Additional cases demonstrate that the Bureau, under Commissioner Matthew Boswell, is not adverse to bringing challenges to completed mergers. Just this past summer, again in the waste industry that services oil and gas companies, the Bureau brought an 11th hour section 92 challenge, along with an application for an interim injunction, to prevent Secure Energy Services Inc. (“Secure”) from closing its acquisition of Tervita Corporation (“Tervita”). The application for an interim injunction failed, as did a midnight hearing before the Federal Court of Appeal. Within minutes of the appeal decision, the transaction closed. Despite its failed attempt to obtain an injunction, the Bureau is continuing with its section 92 application, which will now be heard post-closing – further demonstrating its readiness to litigate in such cases. For more information on the Secure/Tervita matter, please see our previous bulletin detailing the particular facts of the case.

Moreover, on December 19, 2019, the Bureau filed a section 92 application for a divestiture order requiring Parrish & Heimbecker to sell either its own grain elevator in Saskatchewan or its newly acquired grain elevator in Manitoba, which it had acquired from Louis Dreyfus Company nine days prior. The Commissioner argued that the acquisition substantially impacted competition in the region, which would result in higher prices for wheat and canola farmers. The Tribunal has not yet released its decision in the case.

Finally, though no section 92 application was brought, the Bureau required WESCO International Inc. (“WESCO”) to enter into a consent agreement with the Tribunal in August 2020, following the June closing of WESCO’s acquisition of competing electrical products distributor, Anixter International Inc. (“Anixter”). Though the Bureau had articulated concerns regarding the merger and had not concluded its review, WESCO proceeded to close upon the expiry of the statutory waiting period on June 22nd, 2020. The Bureau subsequently engaged the merged entity in negotiations to address the alleged substantial lessening of competition, registering a consent agreement that required WESCO to divest several business lines post-closing. Each of these cases show that the Bureau is not reticent to use section 92 litigation, or at least the threat of it, even where parties elected for other reasons to close their transaction.

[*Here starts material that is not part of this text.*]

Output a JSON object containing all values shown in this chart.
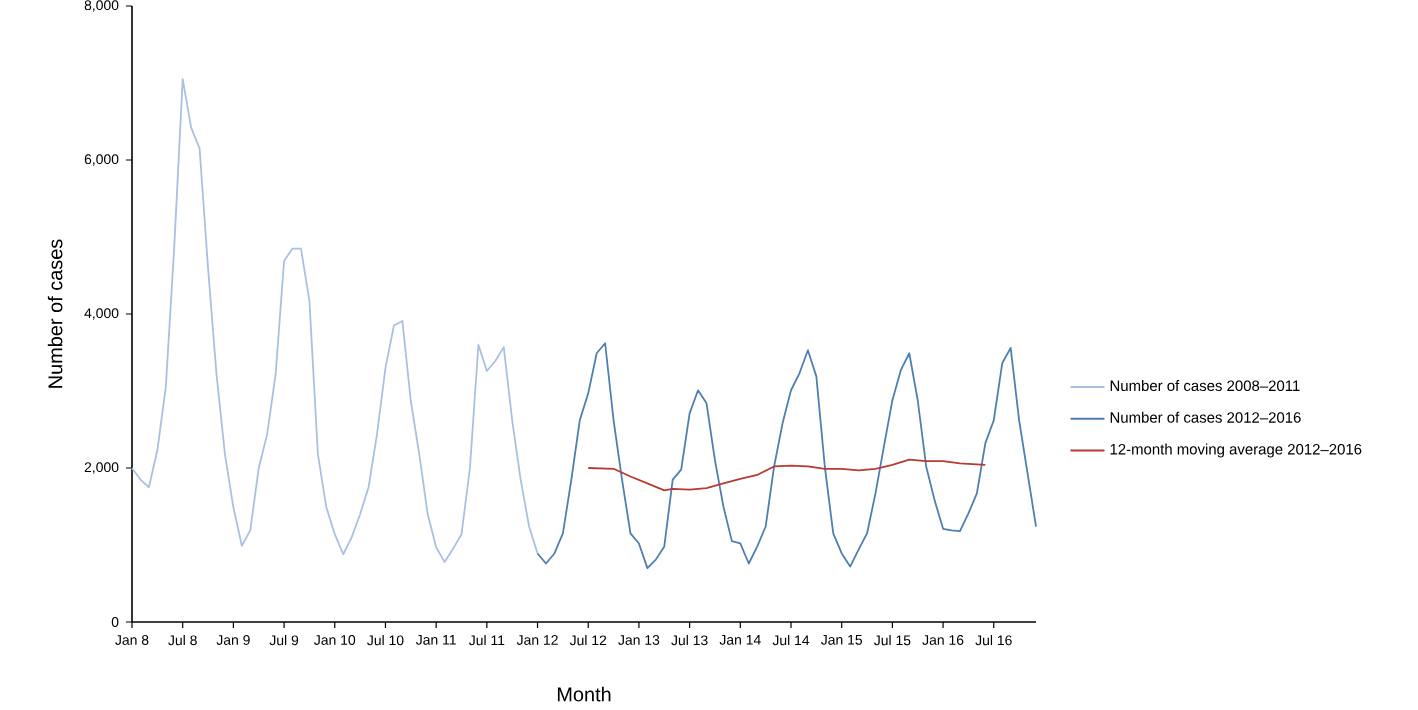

This increasingly litigation-ready posture in merger review by the Bureau is consistent with its new (and enhanced) enforcement strategy, which will be bolstered by a significantly increased budget in coming years. The federal government has earmarked an additional $96 million in funds for the Bureau over the next five years and $27.5 million per year thereafter, giving the Bureau greater resources to absorb litigation costs where parties look to close over Bureau concerns. In his speech to the Canadian Bar Association’s competition law conference where he lamented the lack of competition in Canada, the Commissioner of Competition detailed his plans to increase competition enforcement, listing increased litigation capacity to support a litigation-focused approach as a priority item. The Bureau is organizing to take on more complex matters and, in the Commissioner’s words, is prepared to make reviews “less predictable for merging parties.”

In light of the foregoing, we recommend that clients and their advisors take a careful look at whether a transaction genuinely poses a competition law issue in Canada before developing contractual risk allocation and a Bureau engagement strategy. There may well be reasons for merging parties to close when they are legally able to do so, even where the transaction raises significant competition issues. However, they need to be alive to the fact that when the Commissioner warns them that they are closing at their own risk, he means it.